I'm on summer break but I want to keep my math skills sharp so I'm self-studying a bit from Munkres.
This question is from pg 194, chapter 4 about the Countability and Separation Axioms. I've already seen this: why is one point set in a first countable $T_1$ space a $G_\delta$?, but was wondering if my solution is also valid.
$a.$ A $G_\delta$ set in a space $X$ is a set $A$ that equals a countable intersection of open sets of $X$. Show that in a first-countable $T_1$ space, every one-point set is a $G_\delta$ set.
$b.$ There is a familiar space in which every one-point set is a $G_\delta$ set, which nevertheless does not satisfy the first countability axiom. What is it?
Here's my attempted solution for $a.$ and I'm wondering if it's correct.
$a.$ Let $\{x\}$ be a one-point set in $X$. Since $X$ is first countable there is a countable basis of $x$. Denote this by $\mathscr{B}$.
WTS: $\cap_{n\in N}B_n$ = $\{x\}$.
$\subset )$ $x\in\cap_{n\in N}B_n$ since each $B_n$ is a neighborhood of $x$.
$\supset )$ Let $y \in \cap_{n\in N}B_n$. Then we have two cases.
Case 1: $y=x$ then we are done.
Case 2: $y\neq x$. Then $y$ is a limit point of $\{x\}$ since $y \in \cap_{n\in N}B_n$ and each $B_n$ contains $x$. Therefore $y \in \overline{\{x\}}$ but $\{x\}$ is closed since $X$ is $T_1$, so $\overline{\{x\}} =\{x\}$, thus $y=x$.
Therefore every one-point set in a first-countable $T_1$ space is a $G_\delta$ set.
b.
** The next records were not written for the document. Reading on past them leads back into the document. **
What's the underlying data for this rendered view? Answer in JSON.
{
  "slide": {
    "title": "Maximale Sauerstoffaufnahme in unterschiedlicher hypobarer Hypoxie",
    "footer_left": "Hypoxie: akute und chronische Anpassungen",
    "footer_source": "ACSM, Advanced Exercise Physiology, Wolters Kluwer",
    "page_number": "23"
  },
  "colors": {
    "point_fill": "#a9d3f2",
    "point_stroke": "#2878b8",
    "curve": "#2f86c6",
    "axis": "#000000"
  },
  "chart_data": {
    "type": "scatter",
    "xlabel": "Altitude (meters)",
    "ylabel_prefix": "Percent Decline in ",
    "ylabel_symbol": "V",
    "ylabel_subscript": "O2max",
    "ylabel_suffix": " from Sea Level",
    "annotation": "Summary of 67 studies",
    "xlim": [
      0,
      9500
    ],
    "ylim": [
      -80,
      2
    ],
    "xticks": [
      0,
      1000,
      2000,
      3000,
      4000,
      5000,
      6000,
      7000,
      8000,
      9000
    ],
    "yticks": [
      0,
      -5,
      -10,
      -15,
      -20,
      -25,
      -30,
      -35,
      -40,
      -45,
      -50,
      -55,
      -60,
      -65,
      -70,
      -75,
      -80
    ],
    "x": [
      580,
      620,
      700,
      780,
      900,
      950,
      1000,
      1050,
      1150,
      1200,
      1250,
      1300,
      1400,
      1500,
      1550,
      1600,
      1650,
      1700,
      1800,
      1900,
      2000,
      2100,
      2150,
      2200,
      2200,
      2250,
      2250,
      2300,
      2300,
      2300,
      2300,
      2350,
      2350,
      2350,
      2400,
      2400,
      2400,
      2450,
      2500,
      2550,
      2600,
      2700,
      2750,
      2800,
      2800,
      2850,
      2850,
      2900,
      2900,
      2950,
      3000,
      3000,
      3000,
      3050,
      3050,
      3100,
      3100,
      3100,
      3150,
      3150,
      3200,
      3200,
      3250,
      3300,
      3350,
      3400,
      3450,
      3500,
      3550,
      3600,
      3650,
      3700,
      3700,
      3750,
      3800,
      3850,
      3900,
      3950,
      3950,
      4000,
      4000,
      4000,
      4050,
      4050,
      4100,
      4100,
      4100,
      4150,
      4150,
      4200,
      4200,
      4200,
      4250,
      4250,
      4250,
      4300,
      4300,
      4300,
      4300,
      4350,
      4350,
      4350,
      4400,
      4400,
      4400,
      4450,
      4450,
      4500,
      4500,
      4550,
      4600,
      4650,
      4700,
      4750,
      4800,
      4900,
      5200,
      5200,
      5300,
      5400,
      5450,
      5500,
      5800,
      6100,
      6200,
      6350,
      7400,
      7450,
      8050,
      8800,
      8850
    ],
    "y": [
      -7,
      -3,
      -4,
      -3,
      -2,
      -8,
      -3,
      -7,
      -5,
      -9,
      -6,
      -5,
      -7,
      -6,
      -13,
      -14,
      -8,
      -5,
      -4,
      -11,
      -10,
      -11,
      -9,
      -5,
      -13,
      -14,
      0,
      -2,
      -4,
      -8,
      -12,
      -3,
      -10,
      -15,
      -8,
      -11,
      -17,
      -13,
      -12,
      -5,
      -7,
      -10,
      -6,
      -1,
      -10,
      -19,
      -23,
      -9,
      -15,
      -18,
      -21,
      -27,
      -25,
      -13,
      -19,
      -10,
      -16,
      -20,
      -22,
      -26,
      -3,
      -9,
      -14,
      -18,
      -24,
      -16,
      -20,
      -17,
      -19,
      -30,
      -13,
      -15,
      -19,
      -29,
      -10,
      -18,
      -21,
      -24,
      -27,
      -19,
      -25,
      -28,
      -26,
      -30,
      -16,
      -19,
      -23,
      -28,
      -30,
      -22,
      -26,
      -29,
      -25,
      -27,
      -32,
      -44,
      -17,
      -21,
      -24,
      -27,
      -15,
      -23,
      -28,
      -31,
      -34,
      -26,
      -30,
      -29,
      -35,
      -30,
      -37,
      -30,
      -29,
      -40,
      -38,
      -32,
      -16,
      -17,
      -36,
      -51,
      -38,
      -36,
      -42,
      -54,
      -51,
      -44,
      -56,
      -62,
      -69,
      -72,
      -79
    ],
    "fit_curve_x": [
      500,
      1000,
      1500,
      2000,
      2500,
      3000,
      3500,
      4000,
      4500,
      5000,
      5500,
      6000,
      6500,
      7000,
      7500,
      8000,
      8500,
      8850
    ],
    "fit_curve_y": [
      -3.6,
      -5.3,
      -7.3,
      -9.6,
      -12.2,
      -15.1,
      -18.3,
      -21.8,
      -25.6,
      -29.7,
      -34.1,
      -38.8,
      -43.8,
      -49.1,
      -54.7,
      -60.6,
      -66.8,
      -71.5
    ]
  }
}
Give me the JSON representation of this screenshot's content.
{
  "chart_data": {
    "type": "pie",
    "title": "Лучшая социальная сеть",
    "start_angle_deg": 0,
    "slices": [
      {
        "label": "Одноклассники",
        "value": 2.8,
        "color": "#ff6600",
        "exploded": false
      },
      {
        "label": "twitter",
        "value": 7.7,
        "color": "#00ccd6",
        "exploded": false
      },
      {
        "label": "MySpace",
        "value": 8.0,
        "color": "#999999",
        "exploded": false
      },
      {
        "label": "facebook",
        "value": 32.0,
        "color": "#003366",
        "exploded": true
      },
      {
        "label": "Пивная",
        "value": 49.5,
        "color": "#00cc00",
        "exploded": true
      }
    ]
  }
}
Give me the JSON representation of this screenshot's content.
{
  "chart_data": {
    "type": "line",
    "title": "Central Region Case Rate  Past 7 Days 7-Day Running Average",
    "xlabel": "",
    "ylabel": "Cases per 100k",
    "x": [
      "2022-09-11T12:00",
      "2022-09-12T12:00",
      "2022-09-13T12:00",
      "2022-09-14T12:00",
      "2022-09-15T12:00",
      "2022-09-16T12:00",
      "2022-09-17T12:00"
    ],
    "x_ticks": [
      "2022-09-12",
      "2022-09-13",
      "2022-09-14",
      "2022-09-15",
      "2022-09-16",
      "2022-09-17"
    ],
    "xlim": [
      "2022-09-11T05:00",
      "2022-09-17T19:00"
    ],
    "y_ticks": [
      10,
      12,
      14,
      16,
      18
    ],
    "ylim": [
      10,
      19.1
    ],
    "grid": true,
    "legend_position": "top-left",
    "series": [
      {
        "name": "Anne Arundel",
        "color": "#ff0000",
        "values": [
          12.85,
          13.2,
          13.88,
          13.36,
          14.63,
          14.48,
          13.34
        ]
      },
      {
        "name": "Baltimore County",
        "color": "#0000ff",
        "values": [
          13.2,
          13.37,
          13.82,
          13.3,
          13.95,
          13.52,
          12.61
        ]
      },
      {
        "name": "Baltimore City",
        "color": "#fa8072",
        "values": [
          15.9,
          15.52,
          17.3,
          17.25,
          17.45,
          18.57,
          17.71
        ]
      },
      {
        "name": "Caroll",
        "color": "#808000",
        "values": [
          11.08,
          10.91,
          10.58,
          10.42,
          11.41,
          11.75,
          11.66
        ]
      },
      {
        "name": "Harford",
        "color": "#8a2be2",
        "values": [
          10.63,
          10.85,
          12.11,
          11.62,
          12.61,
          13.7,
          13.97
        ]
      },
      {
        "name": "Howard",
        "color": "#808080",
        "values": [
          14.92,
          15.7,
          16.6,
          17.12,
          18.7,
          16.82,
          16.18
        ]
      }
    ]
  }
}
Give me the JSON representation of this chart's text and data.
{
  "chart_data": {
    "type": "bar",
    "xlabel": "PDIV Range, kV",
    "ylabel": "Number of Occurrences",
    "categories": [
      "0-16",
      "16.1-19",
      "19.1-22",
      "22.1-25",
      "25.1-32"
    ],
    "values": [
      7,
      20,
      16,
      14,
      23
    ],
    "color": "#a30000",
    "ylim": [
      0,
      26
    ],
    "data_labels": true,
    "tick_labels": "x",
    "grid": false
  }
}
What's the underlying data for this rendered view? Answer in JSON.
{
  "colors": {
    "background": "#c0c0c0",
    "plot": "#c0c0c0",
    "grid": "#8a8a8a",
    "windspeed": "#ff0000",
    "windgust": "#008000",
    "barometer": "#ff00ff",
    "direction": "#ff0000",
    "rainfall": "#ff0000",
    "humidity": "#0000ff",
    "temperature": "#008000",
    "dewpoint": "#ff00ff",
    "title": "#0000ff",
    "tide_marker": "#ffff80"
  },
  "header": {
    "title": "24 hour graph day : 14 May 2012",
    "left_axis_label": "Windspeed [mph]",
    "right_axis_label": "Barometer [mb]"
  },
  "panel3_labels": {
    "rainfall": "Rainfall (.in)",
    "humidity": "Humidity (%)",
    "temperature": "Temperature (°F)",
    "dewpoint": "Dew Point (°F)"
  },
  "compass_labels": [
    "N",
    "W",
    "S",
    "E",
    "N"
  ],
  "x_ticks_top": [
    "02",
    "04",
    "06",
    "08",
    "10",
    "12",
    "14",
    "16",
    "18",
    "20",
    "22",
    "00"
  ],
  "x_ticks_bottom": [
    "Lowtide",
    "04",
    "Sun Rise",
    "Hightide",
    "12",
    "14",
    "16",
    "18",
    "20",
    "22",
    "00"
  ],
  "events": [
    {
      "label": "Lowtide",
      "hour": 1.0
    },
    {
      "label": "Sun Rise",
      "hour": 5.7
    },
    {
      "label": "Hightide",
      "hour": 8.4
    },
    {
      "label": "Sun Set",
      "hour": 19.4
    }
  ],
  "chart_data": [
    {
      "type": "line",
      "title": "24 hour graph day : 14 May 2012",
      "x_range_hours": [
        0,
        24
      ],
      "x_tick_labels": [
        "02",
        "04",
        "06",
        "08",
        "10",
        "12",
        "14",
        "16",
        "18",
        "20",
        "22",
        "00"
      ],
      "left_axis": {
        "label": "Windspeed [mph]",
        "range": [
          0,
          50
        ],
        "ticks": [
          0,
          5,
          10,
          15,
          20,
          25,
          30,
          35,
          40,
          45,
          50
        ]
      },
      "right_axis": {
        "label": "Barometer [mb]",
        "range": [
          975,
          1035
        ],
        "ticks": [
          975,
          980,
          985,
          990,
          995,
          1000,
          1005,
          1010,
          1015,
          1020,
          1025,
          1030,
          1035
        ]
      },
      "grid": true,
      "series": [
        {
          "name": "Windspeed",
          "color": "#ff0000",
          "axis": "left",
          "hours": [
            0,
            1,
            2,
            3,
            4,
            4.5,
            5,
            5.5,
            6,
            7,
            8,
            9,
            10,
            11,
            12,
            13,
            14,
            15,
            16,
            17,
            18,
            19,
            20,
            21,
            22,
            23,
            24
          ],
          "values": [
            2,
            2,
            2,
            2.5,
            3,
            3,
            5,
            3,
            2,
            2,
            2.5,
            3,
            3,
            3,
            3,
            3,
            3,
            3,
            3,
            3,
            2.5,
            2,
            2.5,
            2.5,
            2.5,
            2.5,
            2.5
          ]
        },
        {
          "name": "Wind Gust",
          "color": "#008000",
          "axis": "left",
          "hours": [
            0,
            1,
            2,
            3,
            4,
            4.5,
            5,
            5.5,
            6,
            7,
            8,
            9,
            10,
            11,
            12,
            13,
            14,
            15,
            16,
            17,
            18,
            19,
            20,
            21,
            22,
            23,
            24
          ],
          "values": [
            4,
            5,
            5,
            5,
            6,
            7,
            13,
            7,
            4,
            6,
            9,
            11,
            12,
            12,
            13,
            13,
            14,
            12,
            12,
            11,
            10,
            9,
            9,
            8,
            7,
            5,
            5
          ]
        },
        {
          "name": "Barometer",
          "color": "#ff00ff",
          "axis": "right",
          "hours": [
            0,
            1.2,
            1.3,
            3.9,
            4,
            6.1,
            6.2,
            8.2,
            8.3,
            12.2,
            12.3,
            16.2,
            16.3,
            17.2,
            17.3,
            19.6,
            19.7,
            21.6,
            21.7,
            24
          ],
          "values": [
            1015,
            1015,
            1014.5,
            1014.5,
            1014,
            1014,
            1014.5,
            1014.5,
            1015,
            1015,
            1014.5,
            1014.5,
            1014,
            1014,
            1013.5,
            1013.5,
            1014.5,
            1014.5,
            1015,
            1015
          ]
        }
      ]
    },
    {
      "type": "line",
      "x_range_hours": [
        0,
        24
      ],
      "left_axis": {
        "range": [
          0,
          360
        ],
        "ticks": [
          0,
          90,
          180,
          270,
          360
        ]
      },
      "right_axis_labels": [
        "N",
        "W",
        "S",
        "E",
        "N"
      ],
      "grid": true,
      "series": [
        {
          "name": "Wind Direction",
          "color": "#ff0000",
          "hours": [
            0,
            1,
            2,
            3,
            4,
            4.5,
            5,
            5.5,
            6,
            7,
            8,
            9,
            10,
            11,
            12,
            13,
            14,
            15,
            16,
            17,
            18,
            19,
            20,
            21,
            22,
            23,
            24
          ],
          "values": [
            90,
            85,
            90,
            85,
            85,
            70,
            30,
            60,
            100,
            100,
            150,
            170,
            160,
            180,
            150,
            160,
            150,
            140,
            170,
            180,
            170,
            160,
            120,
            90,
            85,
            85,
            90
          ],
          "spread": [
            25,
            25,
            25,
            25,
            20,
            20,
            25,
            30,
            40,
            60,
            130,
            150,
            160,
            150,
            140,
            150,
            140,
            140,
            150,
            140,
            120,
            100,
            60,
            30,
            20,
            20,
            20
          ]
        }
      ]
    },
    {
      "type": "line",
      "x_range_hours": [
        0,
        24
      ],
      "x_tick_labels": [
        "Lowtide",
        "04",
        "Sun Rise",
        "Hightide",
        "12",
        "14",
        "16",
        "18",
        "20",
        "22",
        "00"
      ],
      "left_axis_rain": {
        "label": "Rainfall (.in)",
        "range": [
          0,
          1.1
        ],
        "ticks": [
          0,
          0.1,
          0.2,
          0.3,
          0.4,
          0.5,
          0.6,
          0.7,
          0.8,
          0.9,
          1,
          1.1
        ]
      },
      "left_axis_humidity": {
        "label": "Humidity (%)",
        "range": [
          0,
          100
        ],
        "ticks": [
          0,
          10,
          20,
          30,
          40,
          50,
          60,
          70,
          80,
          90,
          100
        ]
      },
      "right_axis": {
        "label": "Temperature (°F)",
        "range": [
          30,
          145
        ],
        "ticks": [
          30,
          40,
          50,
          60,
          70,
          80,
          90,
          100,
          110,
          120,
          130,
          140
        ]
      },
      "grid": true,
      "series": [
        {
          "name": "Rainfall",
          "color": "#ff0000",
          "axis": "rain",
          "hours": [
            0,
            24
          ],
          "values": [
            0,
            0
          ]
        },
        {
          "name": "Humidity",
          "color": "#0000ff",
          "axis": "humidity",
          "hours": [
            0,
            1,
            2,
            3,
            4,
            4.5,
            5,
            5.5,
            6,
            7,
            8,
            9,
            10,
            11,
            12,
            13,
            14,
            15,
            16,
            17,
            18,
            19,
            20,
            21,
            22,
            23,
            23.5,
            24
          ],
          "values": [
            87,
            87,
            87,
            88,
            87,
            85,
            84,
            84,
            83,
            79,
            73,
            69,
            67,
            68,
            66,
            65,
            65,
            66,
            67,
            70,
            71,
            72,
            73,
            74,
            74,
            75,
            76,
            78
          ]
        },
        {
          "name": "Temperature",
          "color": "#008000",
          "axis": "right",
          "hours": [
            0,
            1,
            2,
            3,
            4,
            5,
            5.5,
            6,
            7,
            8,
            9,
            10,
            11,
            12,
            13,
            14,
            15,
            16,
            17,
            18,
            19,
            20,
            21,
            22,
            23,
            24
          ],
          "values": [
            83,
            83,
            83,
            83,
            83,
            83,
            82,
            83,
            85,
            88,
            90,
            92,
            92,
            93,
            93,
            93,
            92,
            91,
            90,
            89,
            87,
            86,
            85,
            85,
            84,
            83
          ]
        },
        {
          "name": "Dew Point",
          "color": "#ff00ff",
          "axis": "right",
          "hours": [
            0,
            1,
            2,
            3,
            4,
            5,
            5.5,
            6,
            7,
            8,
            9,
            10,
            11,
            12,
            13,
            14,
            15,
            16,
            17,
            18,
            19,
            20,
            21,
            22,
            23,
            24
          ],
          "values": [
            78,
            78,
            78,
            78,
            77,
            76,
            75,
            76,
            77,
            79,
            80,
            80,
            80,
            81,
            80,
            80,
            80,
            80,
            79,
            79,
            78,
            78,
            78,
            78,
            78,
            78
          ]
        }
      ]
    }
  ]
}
I'm quite unsure about $b.$ since it has to be a non-metric space. Any hints here would be great.
Your idea for a) is essentially OK: we take a countable local base $B_n$, $n \in N$ at $x$, and prove that $\cap_n B_n = \{x\}$. Indeed, clearly $x$ is in this intersection, as all $B_n$ must contain $x$. And if $y \neq x$, by $T_1$-ness, there is an open subset $O$ that contains $x$ but not $y$, so there is some $B_k$ with $x \in B_k \subset O$, so $B_k$ also does not contain $y$, and certainly $\cap B_n$ then does not. This shows that no other point than $x$ can be in $\cap B_n$.
For a familiar example I would pick $R^\omega$ in the box topology. If $x = (x_0, x_1,\ldots)$ is a point in it, the open sets $U_n = (x_0 - \frac{1}{n}, x_0 + \frac{1}{n}) \times (x_1 - \frac{1}{n}, x_1 + \frac{1}{n}) \times \ldots$ have the property that $\cap_n U_n = \{x\}$. But you can show that it is not first countable at any point (assume we have a countable local base at $x$, assume we have box-open basic sets as a local base WLOG, and then find a basic open set around $x$ that cannot contain any of them...).
Stefan's example of $\mathbb{R}/\mathbb{Z}$ will also do fine (it's less extreme, as it is first countable except at one point).